Response 5: We thank the reviewer for this thoughtful comment and for recognizing the depth of discussion in our manuscript. In response, we have revised the Conclusion and Future Perspective section to provide a more explicit guiding framework for developing therapeutic strategies based on the discussed literature. Specifically, we have added a statement emphasizing the prioritization of molecular stratification at diagnosis, rational combination regimens that target both oncogenic signaling and immune evasion, and the use of adaptive trial platforms that rapidly integrate emerging biomarkers. This addition strengthens the translational impact of the conclusion and offers a clearer direction for future therapeutic development in cholangiocarcinoma.
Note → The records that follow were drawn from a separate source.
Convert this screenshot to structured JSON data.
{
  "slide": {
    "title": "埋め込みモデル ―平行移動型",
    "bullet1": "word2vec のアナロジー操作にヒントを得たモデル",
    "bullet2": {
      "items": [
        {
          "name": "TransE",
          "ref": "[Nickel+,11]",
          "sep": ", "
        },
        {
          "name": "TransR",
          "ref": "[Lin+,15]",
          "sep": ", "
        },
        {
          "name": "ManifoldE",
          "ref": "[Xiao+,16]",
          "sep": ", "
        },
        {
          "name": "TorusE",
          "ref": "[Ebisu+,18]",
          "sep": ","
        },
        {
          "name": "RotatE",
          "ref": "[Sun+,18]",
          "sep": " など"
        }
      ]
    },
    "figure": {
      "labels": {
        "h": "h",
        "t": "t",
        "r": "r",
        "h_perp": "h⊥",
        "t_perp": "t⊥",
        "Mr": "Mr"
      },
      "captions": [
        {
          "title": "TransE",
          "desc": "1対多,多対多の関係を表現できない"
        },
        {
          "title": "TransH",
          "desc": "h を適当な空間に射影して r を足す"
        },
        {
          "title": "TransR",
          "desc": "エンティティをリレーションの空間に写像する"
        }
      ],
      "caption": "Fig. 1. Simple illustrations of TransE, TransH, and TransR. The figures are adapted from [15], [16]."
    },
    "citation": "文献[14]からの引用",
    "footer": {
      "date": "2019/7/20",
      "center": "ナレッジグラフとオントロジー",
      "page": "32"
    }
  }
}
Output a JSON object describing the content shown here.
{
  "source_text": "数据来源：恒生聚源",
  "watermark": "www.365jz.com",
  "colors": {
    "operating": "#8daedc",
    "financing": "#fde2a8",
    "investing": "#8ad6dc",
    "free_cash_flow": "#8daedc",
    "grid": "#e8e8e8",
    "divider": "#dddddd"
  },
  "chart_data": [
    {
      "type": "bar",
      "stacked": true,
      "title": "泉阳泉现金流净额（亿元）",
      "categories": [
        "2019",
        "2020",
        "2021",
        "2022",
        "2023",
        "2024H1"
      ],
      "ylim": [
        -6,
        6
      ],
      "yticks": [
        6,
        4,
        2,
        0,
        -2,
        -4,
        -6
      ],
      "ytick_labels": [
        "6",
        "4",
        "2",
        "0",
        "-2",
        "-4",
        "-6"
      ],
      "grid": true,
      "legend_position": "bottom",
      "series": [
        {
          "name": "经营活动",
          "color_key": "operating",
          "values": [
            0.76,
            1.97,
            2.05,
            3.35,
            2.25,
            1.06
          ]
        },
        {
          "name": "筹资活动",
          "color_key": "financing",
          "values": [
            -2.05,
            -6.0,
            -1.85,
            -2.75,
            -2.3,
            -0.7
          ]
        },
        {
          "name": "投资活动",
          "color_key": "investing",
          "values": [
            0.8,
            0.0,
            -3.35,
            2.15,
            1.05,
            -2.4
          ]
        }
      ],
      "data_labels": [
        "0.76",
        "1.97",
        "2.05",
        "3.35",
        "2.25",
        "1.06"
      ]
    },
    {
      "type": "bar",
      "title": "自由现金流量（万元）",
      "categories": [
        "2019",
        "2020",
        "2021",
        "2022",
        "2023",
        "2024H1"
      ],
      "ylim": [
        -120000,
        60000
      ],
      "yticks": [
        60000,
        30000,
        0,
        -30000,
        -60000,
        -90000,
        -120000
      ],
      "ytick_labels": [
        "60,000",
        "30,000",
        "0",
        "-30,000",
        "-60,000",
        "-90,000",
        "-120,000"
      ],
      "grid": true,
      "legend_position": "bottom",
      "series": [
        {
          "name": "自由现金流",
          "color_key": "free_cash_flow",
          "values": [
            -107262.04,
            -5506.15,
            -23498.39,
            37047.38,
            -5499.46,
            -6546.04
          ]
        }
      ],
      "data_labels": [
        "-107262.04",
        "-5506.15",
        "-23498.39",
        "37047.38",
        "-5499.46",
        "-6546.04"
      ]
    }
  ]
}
Comment 6. Are the references appropriate? Yes

Response 6: We thank the reviewer for confirming that the references are appropriate. No specific changes were required based on this comment.

Comment 7. Any additional comments on the tables and figures and the quality of the data. Besides the above suggested changes, the figure demonstrating driver abnormalities bear extremely similar figure architecture with some of the existing figures in the literature. For example, the figures in 1) https://www.esmoopen.com/article/S2059-7029(24)014765/fulltext 

2) https://ajp.amjpathol.org/article/S0002-9440%2824%2900446-2/fulltext 3) https://www.surgpath.theclinics.com/article/S1875-9181(22)00032-0/abstract

Response 7: We thank the reviewer for this valuable observation. In response to this comment and similar feedback from another reviewer, Figure 1 has been extensively revised to better align with the manuscript’s focus on the molecular and therapeutic landscape of cholangiocarcinoma. The updated figure now integrates anatomical classification with key molecular alterations, associated signaling pathways, and therapeutic targets, highlighting both approved and investigational agents. This revision ensures a unique design that enhances the figure’s educational and graphical value.

Round 2

Reviewer 3 Report

Comments and Suggestions for Authors

The authors have provided significant improvement and clarity to the review's framework and text.